Changes are definitely afoot for Marvel, but they're going to take a few years to develop. The toy license is up for renewal at the end of 2006 -- which means that 2007 will bring some significant changes to one third of Marvel's business, and with the 2008 movies having more significant impact on the bottom line their could be some really dramatic changes to the way we think about Marvel in the coming years.

Avi Arad, head of Marvel Studios, was not very specific in the call but did say that current licensed films are moving forward well (including F4-2 and Spiderman 3), and they are going full speed ahead with the slate of self-produced films for 2008 but will wait to see which looks most promising for first release as scripts and talent are identified.

So what do I do with these MVL shares?
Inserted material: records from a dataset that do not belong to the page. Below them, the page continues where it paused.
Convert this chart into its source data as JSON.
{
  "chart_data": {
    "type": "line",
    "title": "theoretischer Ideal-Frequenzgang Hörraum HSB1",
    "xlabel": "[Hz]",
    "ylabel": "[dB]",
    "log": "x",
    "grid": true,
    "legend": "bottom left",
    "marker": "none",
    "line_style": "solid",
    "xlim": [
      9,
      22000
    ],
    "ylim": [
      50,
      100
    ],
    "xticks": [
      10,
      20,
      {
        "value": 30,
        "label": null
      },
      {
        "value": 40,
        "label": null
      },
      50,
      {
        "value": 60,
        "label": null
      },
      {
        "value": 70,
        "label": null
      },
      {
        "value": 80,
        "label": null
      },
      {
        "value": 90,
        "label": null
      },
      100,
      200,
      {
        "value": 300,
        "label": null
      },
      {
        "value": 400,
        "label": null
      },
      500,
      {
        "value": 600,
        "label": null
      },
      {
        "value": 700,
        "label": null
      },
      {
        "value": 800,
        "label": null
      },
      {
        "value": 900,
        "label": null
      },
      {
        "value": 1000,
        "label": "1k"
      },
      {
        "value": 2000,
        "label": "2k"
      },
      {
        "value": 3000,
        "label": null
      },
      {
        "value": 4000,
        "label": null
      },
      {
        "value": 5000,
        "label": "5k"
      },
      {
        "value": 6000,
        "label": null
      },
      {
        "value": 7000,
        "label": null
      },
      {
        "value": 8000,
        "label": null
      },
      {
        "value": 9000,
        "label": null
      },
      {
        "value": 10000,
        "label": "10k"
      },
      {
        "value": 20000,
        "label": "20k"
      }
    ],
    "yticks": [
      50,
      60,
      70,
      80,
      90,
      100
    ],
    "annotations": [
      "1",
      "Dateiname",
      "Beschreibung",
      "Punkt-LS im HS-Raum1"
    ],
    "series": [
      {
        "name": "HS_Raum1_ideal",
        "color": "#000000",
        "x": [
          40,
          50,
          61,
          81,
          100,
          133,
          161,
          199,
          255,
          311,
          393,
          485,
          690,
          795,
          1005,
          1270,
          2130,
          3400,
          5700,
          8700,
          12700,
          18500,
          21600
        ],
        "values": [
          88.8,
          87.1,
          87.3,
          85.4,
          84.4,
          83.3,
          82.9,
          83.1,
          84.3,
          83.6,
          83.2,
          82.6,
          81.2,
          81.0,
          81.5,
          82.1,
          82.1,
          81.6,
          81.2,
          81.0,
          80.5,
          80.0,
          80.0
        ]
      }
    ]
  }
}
I still think their self-produced films can be a huge boost to income, and I still think their slate of films over the next two years should drive better toy and licensing revenue than they're expecting. I appreciate that they have lowballed the projections because they want to be very conservative, but I hope they're aiming high while guiding low.

I'm going to hold the shares that are now sitting at a small loss, and if the market accepts their projections about 2006 performance and continues to beat the stock down, I'll have to reassess and see whether I think buying more shares makes sense. I see at least one blockbuster hit in each of the next two years (Xmen 3 and Spiderman 3) which I think will help drive licensing performance higher, and I'm hoping that the toy problems they've had this year can be resolved and the segment performance will improve. The downside seems awfully limited to me, I see no reason to sell.